I am certain one of the responses to any of these ideas is that it all comes down to money. For this, I propose creating a fundraising program to collect money to be used entirely for one purpose – adding Div. I wrestling programs. There have been so many programs in the past which have been dropped, and all of those wrestling alumni no longer have a program to donate to at their school. Why not bring us all together behind Project D-100?
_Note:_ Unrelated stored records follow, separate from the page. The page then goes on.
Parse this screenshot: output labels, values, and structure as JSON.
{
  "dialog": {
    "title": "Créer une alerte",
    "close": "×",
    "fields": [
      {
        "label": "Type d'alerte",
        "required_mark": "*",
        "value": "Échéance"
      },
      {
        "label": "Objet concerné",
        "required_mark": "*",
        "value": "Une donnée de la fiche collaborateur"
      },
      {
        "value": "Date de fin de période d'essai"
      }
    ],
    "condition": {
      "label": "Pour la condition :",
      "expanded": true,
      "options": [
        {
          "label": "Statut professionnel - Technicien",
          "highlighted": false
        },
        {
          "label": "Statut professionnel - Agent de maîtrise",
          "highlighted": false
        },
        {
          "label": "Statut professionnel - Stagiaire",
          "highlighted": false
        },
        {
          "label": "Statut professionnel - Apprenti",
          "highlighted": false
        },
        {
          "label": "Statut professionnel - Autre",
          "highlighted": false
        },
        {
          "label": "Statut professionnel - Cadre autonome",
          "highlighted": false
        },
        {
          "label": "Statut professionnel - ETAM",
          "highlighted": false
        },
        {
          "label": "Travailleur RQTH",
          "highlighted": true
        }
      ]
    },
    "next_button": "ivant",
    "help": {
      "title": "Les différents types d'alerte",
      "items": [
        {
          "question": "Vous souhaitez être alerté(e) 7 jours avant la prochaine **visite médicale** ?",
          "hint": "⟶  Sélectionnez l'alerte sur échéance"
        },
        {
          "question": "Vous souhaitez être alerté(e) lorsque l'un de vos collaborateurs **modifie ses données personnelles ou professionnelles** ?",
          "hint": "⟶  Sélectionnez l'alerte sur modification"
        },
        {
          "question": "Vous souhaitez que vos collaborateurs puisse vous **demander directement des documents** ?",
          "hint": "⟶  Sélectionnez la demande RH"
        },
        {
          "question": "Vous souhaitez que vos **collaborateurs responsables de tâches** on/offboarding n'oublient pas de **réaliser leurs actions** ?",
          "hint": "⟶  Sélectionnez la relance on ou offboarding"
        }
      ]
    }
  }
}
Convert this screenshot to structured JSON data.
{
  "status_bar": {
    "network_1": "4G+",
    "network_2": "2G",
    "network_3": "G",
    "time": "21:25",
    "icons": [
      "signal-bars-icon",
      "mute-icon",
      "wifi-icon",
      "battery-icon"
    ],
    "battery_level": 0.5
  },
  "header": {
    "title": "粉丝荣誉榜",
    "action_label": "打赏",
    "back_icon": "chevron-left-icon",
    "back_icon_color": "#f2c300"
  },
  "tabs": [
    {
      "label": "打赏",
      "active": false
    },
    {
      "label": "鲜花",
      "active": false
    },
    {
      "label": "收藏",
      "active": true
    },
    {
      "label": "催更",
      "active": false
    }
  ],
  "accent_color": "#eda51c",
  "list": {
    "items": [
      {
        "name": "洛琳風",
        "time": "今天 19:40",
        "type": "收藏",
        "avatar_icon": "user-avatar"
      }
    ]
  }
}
I say “we” because I am one of those Div. I wrestling alumni from a school that no longer has wrestling (Boston University). So is my older brother (Colgate). So are many of my friends in wrestling who went on to Div. I teams and saw their school drop wrestling. What if every former Div. I wrestler at a college which dropped the sport donated a minimum of $100 to this cause? We could build of a pretty hefty bank account just from people like us. Obviously, we would also ask for support from others in wrestling who want to see more Div. I teams. We could also solicit support from wrestling companies who would benefit from a larger wrestling community.

In my mind, first of all we need to agree to set the 100 program goal. Then we need to find a leadership commitment, hopefully from a coalition of organizations. Maybe I am just chasing a pipe-dream, but maybe not. Nobody achieved anything great without doing a little bit of creative dreaming.